Los ánimos se calmarán; Estados Unidos sigue aún preocupado por Iraq y Afganistán y no desea abrir otro frente. Europa está confundida; desea tener buenas relaciones con Rusia, pero los acontecimientos recientes han supuesto una conmoción, y la mayoría de los países aumentará ahora su gasto en defensa e intentará reducir su dependencia del petróleo y el gas rusos. Quizá se acerquen incluso un poco más a una política exterior, de defensa y energía común, cuya ausencia ha supuesto la mayor debilidad europea.

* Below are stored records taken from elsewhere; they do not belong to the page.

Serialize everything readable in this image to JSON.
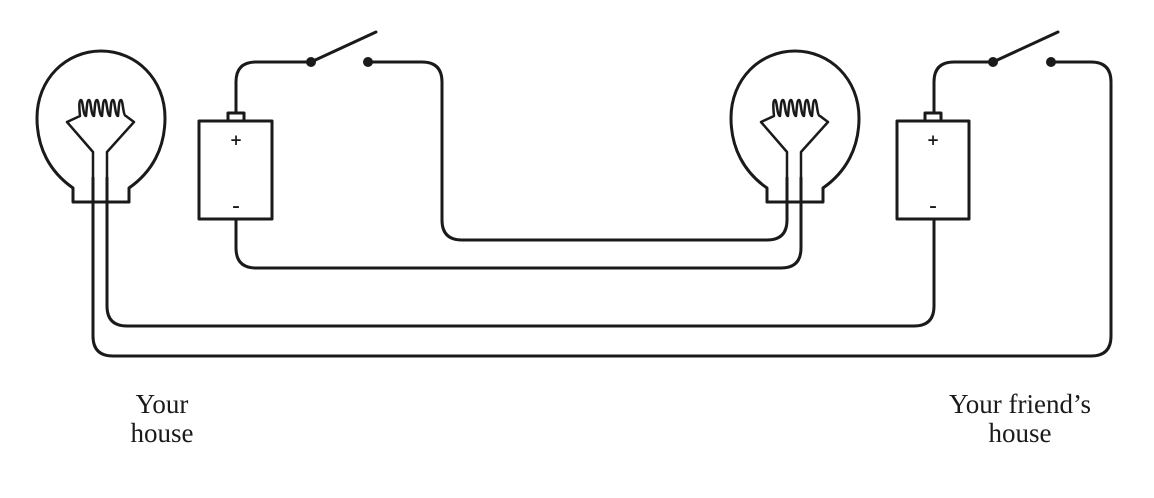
{
  "labels": {
    "your_house": {
      "line1": "Your",
      "line2": "house"
    },
    "friends_house": {
      "line1": "Your friend’s",
      "line2": "house"
    }
  },
  "battery": {
    "plus": "+",
    "minus": "–"
  },
  "colors": {
    "stroke": "#1a1a1a",
    "background": "#ffffff"
  }
}
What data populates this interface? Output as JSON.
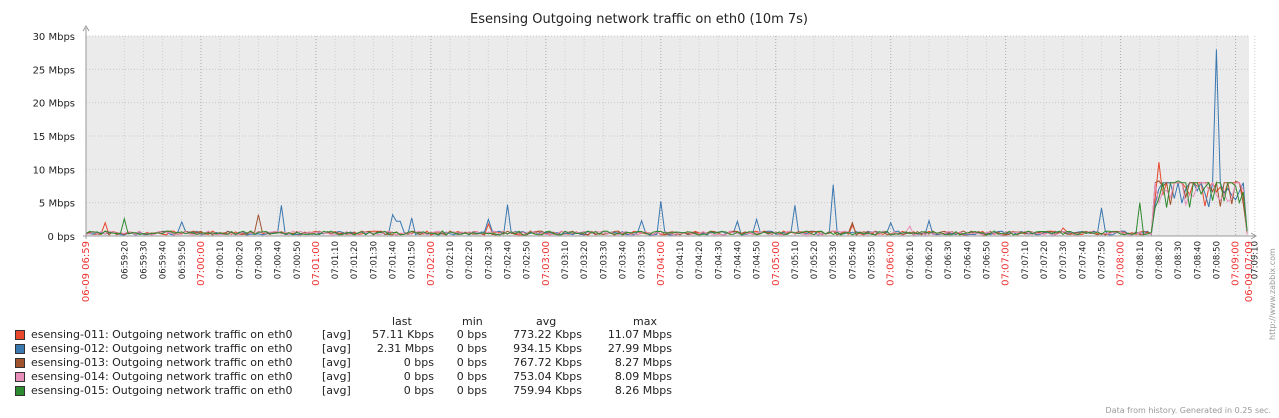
{
  "chart_data": {
    "type": "line",
    "title": "Esensing Outgoing network traffic on eth0 (10m 7s)",
    "y_ticks": [
      "0 bps",
      "5 Mbps",
      "10 Mbps",
      "15 Mbps",
      "20 Mbps",
      "25 Mbps",
      "30 Mbps"
    ],
    "ylim": [
      0,
      30
    ],
    "y_unit": "Mbps",
    "x_start_label": "06-09 06:59",
    "x_end_label": "06-09 07:09",
    "x_ticks": [
      "06:59:20",
      "06:59:30",
      "06:59:40",
      "06:59:50",
      "07:00:00",
      "07:00:10",
      "07:00:20",
      "07:00:30",
      "07:00:40",
      "07:00:50",
      "07:01:00",
      "07:01:10",
      "07:01:20",
      "07:01:30",
      "07:01:40",
      "07:01:50",
      "07:02:00",
      "07:02:10",
      "07:02:20",
      "07:02:30",
      "07:02:40",
      "07:02:50",
      "07:03:00",
      "07:03:10",
      "07:03:20",
      "07:03:30",
      "07:03:40",
      "07:03:50",
      "07:04:00",
      "07:04:10",
      "07:04:20",
      "07:04:30",
      "07:04:40",
      "07:04:50",
      "07:05:00",
      "07:05:10",
      "07:05:20",
      "07:05:30",
      "07:05:40",
      "07:05:50",
      "07:06:00",
      "07:06:10",
      "07:06:20",
      "07:06:30",
      "07:06:40",
      "07:06:50",
      "07:07:00",
      "07:07:10",
      "07:07:20",
      "07:07:30",
      "07:07:40",
      "07:07:50",
      "07:08:00",
      "07:08:10",
      "07:08:20",
      "07:08:30",
      "07:08:40",
      "07:08:50",
      "07:09:00",
      "07:09:10"
    ],
    "major_x_ticks": [
      "07:00:00",
      "07:01:00",
      "07:02:00",
      "07:03:00",
      "07:04:00",
      "07:05:00",
      "07:06:00",
      "07:07:00",
      "07:08:00",
      "07:09:00"
    ],
    "grid": true,
    "legend_position": "bottom-left",
    "series": [
      {
        "name": "esensing-011: Outgoing network traffic on eth0",
        "color": "#e8472b",
        "spikes": [
          [
            "06:59:10",
            2.0
          ],
          [
            "07:02:30",
            1.8
          ],
          [
            "07:05:40",
            1.6
          ],
          [
            "07:07:30",
            1.2
          ],
          [
            "07:08:20",
            11.07
          ]
        ]
      },
      {
        "name": "esensing-012: Outgoing network traffic on eth0",
        "color": "#3a78b0",
        "spikes": [
          [
            "06:59:50",
            2.1
          ],
          [
            "07:00:42",
            4.6
          ],
          [
            "07:01:40",
            3.2
          ],
          [
            "07:01:43",
            2.2
          ],
          [
            "07:01:50",
            2.7
          ],
          [
            "07:02:30",
            2.5
          ],
          [
            "07:02:40",
            4.7
          ],
          [
            "07:03:50",
            2.3
          ],
          [
            "07:04:00",
            5.2
          ],
          [
            "07:04:40",
            2.2
          ],
          [
            "07:04:50",
            2.5
          ],
          [
            "07:05:10",
            4.6
          ],
          [
            "07:05:30",
            7.7
          ],
          [
            "07:06:00",
            2.0
          ],
          [
            "07:06:20",
            2.3
          ],
          [
            "07:07:50",
            4.2
          ],
          [
            "07:08:50",
            27.99
          ],
          [
            "07:09:10",
            2.1
          ]
        ]
      },
      {
        "name": "esensing-013: Outgoing network traffic on eth0",
        "color": "#a0522d",
        "spikes": [
          [
            "07:00:30",
            3.2
          ],
          [
            "07:05:40",
            2.0
          ],
          [
            "07:08:20",
            8.27
          ],
          [
            "07:09:00",
            8.2
          ]
        ]
      },
      {
        "name": "esensing-014: Outgoing network traffic on eth0",
        "color": "#e78fb9",
        "spikes": [
          [
            "07:06:10",
            1.5
          ],
          [
            "07:08:40",
            7.5
          ]
        ]
      },
      {
        "name": "esensing-015: Outgoing network traffic on eth0",
        "color": "#2e8a2e",
        "spikes": [
          [
            "06:59:20",
            2.6
          ],
          [
            "07:08:10",
            5.0
          ],
          [
            "07:08:30",
            8.26
          ]
        ]
      }
    ],
    "plateau": {
      "start": "07:08:18",
      "end": "07:09:05",
      "level": 7.5,
      "series_top": [
        [
          "07:08:20",
          8.0
        ],
        [
          "07:09:00",
          8.0
        ]
      ]
    }
  },
  "legend": {
    "headers": {
      "last": "last",
      "min": "min",
      "avg": "avg",
      "max": "max"
    },
    "rows": [
      {
        "name": "esensing-011: Outgoing network traffic on eth0",
        "fn": "[avg]",
        "last": "57.11 Kbps",
        "min": "0 bps",
        "avg": "773.22 Kbps",
        "max": "11.07 Mbps",
        "color": "#e8472b"
      },
      {
        "name": "esensing-012: Outgoing network traffic on eth0",
        "fn": "[avg]",
        "last": "2.31 Mbps",
        "min": "0 bps",
        "avg": "934.15 Kbps",
        "max": "27.99 Mbps",
        "color": "#3a78b0"
      },
      {
        "name": "esensing-013: Outgoing network traffic on eth0",
        "fn": "[avg]",
        "last": "0 bps",
        "min": "0 bps",
        "avg": "767.72 Kbps",
        "max": "8.27 Mbps",
        "color": "#a0522d"
      },
      {
        "name": "esensing-014: Outgoing network traffic on eth0",
        "fn": "[avg]",
        "last": "0 bps",
        "min": "0 bps",
        "avg": "753.04 Kbps",
        "max": "8.09 Mbps",
        "color": "#e78fb9"
      },
      {
        "name": "esensing-015: Outgoing network traffic on eth0",
        "fn": "[avg]",
        "last": "0 bps",
        "min": "0 bps",
        "avg": "759.94 Kbps",
        "max": "8.26 Mbps",
        "color": "#2e8a2e"
      }
    ]
  },
  "side_credit": "http://www.zabbix.com",
  "footer": "Data from history. Generated in 0.25 sec."
}
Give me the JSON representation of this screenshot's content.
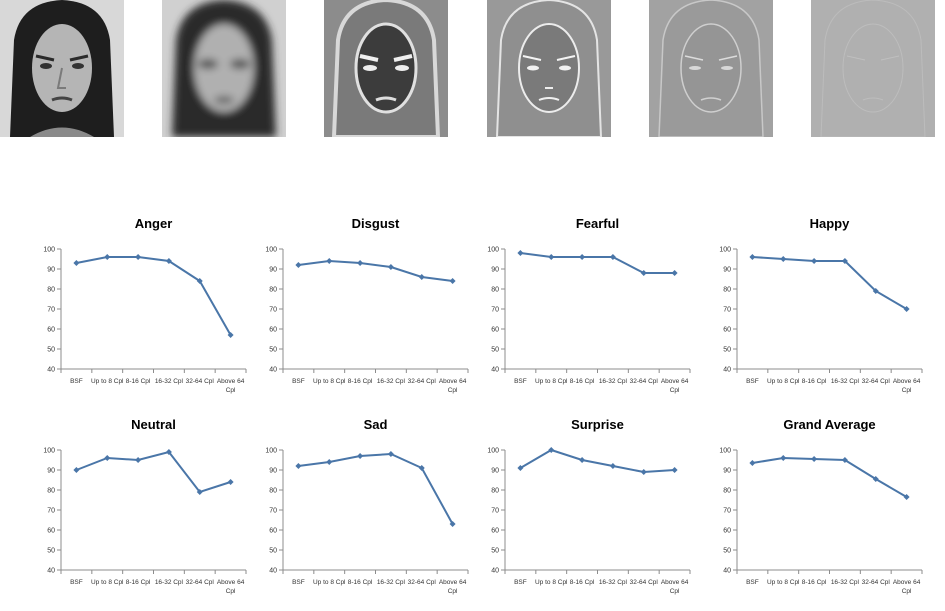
{
  "faces": [
    {
      "name": "face-original",
      "filter": "broadband"
    },
    {
      "name": "face-low-pass",
      "filter": "low"
    },
    {
      "name": "face-filtered-1",
      "filter": "band1"
    },
    {
      "name": "face-filtered-2",
      "filter": "band2"
    },
    {
      "name": "face-filtered-3",
      "filter": "band3"
    },
    {
      "name": "face-filtered-4",
      "filter": "band4"
    }
  ],
  "chart_data": [
    {
      "type": "line",
      "title": "Anger",
      "categories": [
        "BSF",
        "Up to 8 Cpl",
        "8-16 Cpl",
        "16-32 Cpl",
        "32-64 Cpl",
        "Above 64 Cpl"
      ],
      "series": [
        {
          "values": [
            93,
            96,
            96,
            94,
            84,
            57
          ]
        }
      ],
      "ylim": [
        40,
        100
      ],
      "yticks": [
        40,
        50,
        60,
        70,
        80,
        90,
        100
      ],
      "color": "#4a76a8"
    },
    {
      "type": "line",
      "title": "Disgust",
      "categories": [
        "BSF",
        "Up to 8 Cpl",
        "8-16 Cpl",
        "16-32 Cpl",
        "32-64 Cpl",
        "Above 64 Cpl"
      ],
      "series": [
        {
          "values": [
            92,
            94,
            93,
            91,
            86,
            84
          ]
        }
      ],
      "ylim": [
        40,
        100
      ],
      "yticks": [
        40,
        50,
        60,
        70,
        80,
        90,
        100
      ],
      "color": "#4a76a8"
    },
    {
      "type": "line",
      "title": "Fearful",
      "categories": [
        "BSF",
        "Up to 8 Cpl",
        "8-16 Cpl",
        "16-32 Cpl",
        "32-64 Cpl",
        "Above 64 Cpl"
      ],
      "series": [
        {
          "values": [
            98,
            96,
            96,
            96,
            88,
            88
          ]
        }
      ],
      "ylim": [
        40,
        100
      ],
      "yticks": [
        40,
        50,
        60,
        70,
        80,
        90,
        100
      ],
      "color": "#4a76a8"
    },
    {
      "type": "line",
      "title": "Happy",
      "categories": [
        "BSF",
        "Up to 8 Cpl",
        "8-16 Cpl",
        "16-32 Cpl",
        "32-64 Cpl",
        "Above 64 Cpl"
      ],
      "series": [
        {
          "values": [
            96,
            95,
            94,
            94,
            79,
            70
          ]
        }
      ],
      "ylim": [
        40,
        100
      ],
      "yticks": [
        40,
        50,
        60,
        70,
        80,
        90,
        100
      ],
      "color": "#4a76a8"
    },
    {
      "type": "line",
      "title": "Neutral",
      "categories": [
        "BSF",
        "Up to 8 Cpl",
        "8-16 Cpl",
        "16-32 Cpl",
        "32-64 Cpl",
        "Above 64 Cpl"
      ],
      "series": [
        {
          "values": [
            90,
            96,
            95,
            99,
            79,
            84
          ]
        }
      ],
      "ylim": [
        40,
        100
      ],
      "yticks": [
        40,
        50,
        60,
        70,
        80,
        90,
        100
      ],
      "color": "#4a76a8"
    },
    {
      "type": "line",
      "title": "Sad",
      "categories": [
        "BSF",
        "Up to 8 Cpl",
        "8-16 Cpl",
        "16-32 Cpl",
        "32-64 Cpl",
        "Above 64 Cpl"
      ],
      "series": [
        {
          "values": [
            92,
            94,
            97,
            98,
            91,
            63
          ]
        }
      ],
      "ylim": [
        40,
        100
      ],
      "yticks": [
        40,
        50,
        60,
        70,
        80,
        90,
        100
      ],
      "color": "#4a76a8"
    },
    {
      "type": "line",
      "title": "Surprise",
      "categories": [
        "BSF",
        "Up to 8 Cpl",
        "8-16 Cpl",
        "16-32 Cpl",
        "32-64 Cpl",
        "Above 64 Cpl"
      ],
      "series": [
        {
          "values": [
            91,
            100,
            95,
            92,
            89,
            90
          ]
        }
      ],
      "ylim": [
        40,
        100
      ],
      "yticks": [
        40,
        50,
        60,
        70,
        80,
        90,
        100
      ],
      "color": "#4a76a8"
    },
    {
      "type": "line",
      "title": "Grand Average",
      "categories": [
        "BSF",
        "Up to 8 Cpl",
        "8-16 Cpl",
        "16-32 Cpl",
        "32-64 Cpl",
        "Above 64 Cpl"
      ],
      "series": [
        {
          "values": [
            93.5,
            96,
            95.5,
            95,
            85.5,
            76.5
          ]
        }
      ],
      "ylim": [
        40,
        100
      ],
      "yticks": [
        40,
        50,
        60,
        70,
        80,
        90,
        100
      ],
      "color": "#4a76a8"
    }
  ]
}
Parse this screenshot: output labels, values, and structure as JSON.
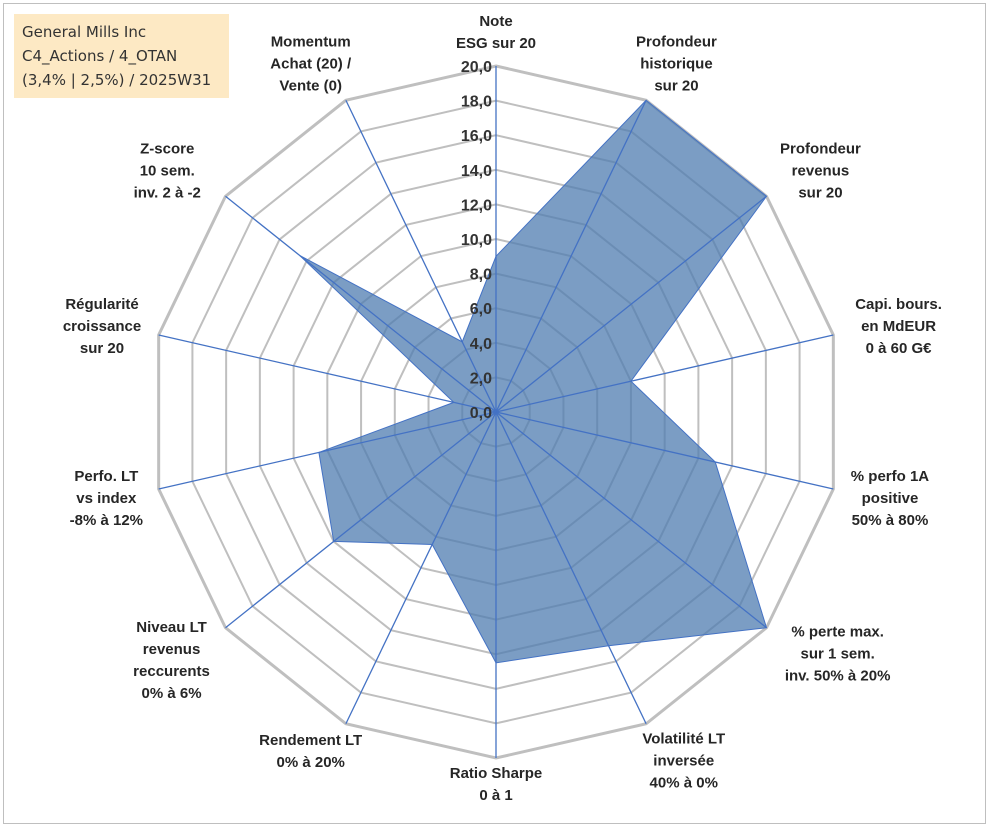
{
  "title_lines": [
    "General Mills Inc",
    "C4_Actions / 4_OTAN",
    "(3,4% | 2,5%) / 2025W31"
  ],
  "colors": {
    "fill": "#4f7cb0",
    "spoke": "#4472c4",
    "grid": "#bfbfbf",
    "title_bg": "#fde9c4"
  },
  "chart_data": {
    "type": "radar",
    "title": "General Mills Inc",
    "rlim": [
      0,
      20
    ],
    "tick_values": [
      0,
      2,
      4,
      6,
      8,
      10,
      12,
      14,
      16,
      18,
      20
    ],
    "tick_labels": [
      "0,0",
      "2,0",
      "4,0",
      "6,0",
      "8,0",
      "10,0",
      "12,0",
      "14,0",
      "16,0",
      "18,0",
      "20,0"
    ],
    "grid": true,
    "axes": [
      {
        "label": [
          "Note",
          "ESG sur 20"
        ],
        "value": 9.0
      },
      {
        "label": [
          "Profondeur",
          "historique",
          "sur 20"
        ],
        "value": 20.0
      },
      {
        "label": [
          "Profondeur",
          "revenus",
          "sur 20"
        ],
        "value": 20.0
      },
      {
        "label": [
          "Capi. bours.",
          "en MdEUR",
          "0 à 60 G€"
        ],
        "value": 8.0
      },
      {
        "label": [
          "% perfo 1A",
          "positive",
          "50% à 80%"
        ],
        "value": 13.0
      },
      {
        "label": [
          "% perte max.",
          "sur 1 sem.",
          "inv. 50% à 20%"
        ],
        "value": 20.0
      },
      {
        "label": [
          "Volatilité LT",
          "inversée",
          "40% à 0%"
        ],
        "value": 15.0
      },
      {
        "label": [
          "Ratio Sharpe",
          "0 à 1"
        ],
        "value": 14.5
      },
      {
        "label": [
          "Rendement LT",
          "0% à 20%"
        ],
        "value": 8.5
      },
      {
        "label": [
          "Niveau LT",
          "revenus",
          "reccurents",
          "0% à 6%"
        ],
        "value": 12.0
      },
      {
        "label": [
          "Perfo. LT",
          "vs index",
          "-8% à 12%"
        ],
        "value": 10.5
      },
      {
        "label": [
          "Régularité",
          "croissance",
          "sur 20"
        ],
        "value": 2.5
      },
      {
        "label": [
          "Z-score",
          "10 sem.",
          "inv. 2 à -2"
        ],
        "value": 14.5
      },
      {
        "label": [
          "Momentum",
          "Achat (20) /",
          "Vente (0)"
        ],
        "value": 4.5
      }
    ]
  }
}
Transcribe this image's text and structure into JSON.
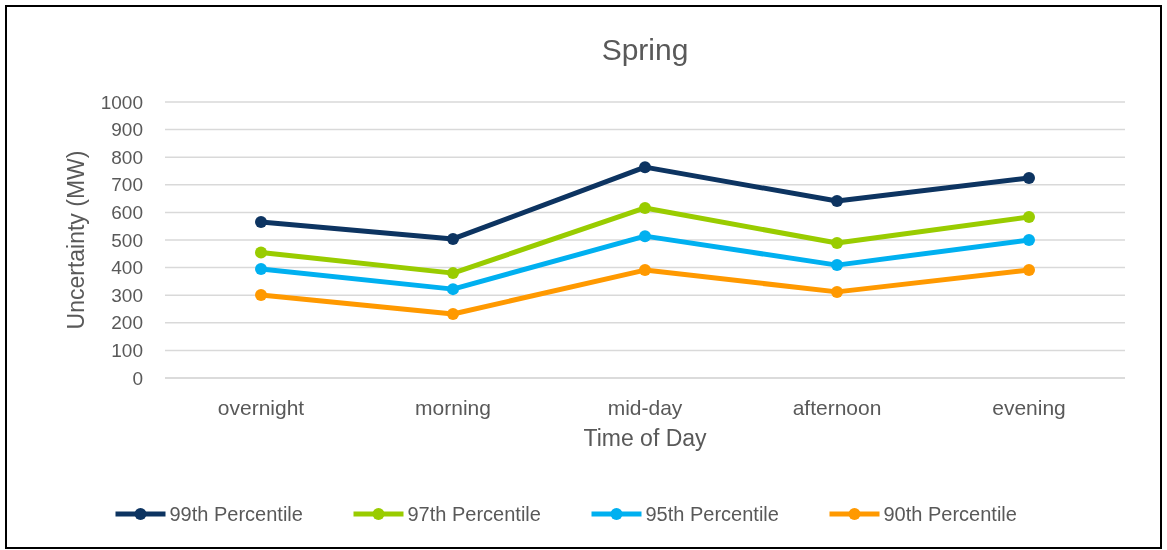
{
  "chart_data": {
    "type": "line",
    "title": "Spring",
    "xlabel": "Time of Day",
    "ylabel": "Uncertainty (MW)",
    "categories": [
      "overnight",
      "morning",
      "mid-day",
      "afternoon",
      "evening"
    ],
    "series": [
      {
        "name": "99th Percentile",
        "color": "#0d3461",
        "values": [
          565,
          504,
          764,
          641,
          725
        ]
      },
      {
        "name": "97th Percentile",
        "color": "#99cc00",
        "values": [
          455,
          380,
          616,
          489,
          583
        ]
      },
      {
        "name": "95th Percentile",
        "color": "#00b0f0",
        "values": [
          395,
          322,
          514,
          409,
          500
        ]
      },
      {
        "name": "90th Percentile",
        "color": "#ff9900",
        "values": [
          301,
          232,
          391,
          312,
          391
        ]
      }
    ],
    "ylim": [
      0,
      1000
    ],
    "yticks": [
      0,
      100,
      200,
      300,
      400,
      500,
      600,
      700,
      800,
      900,
      1000
    ],
    "grid": "y",
    "legend": "bottom",
    "marker": "circle",
    "line_style": "solid"
  }
}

En cuanto a Rusia, a pesar de todo su entusiasmo patriótico por la victoria sobre Georgia, no posee la suficiente fuerza económica y militar para sostener un enfrentamiento total. Tendrá que pagar un precio por lo sucedido en el Cáucaso. Hasta cierto punto, ya está ocurriendo: a pesar de su petróleo, Rusia necesita con desesperación inversiones extranjeras. Sin embargo, los inversores extranjeros no aparecen; más bien, intentan escapar del país.
¿Qué puede hacer Occidente para desactivar el conflicto? Pueden darse algunos pequeños pasos. Los países bálticos, por ejemplo, podrían tratar con un poco más de liberalidad a sus minorías rusas. Sin embargo, modificar las opiniones y los miedos rusos puede costar mucho. Los dirigentes rusos y muchos de sus ciudadanos creen que Occidente, con sus AVALLONE diabólicas intrigas, no sólo causó la caída de la Unión Soviética (el mayor desastre del siglo XX, en palabras de Putin), sino que además siempre ha estado dispuesto a perjudicar a su país.
Esta creencia es anterior al comunismo; la encontramos en Dostoyevsky y en muchos pensadores eslavófilos del siglo XIX. ¿Cómo erradicarla? Nadie ha encontrado todavía una fórmula para hacerlo. No obstante, no se trata de un caso más o menos inocuo de manía persecutoria: imposibilita a Rusia comprender los verdaderos peligros a los que debe hacer frente dentro y fuera de sus fronteras.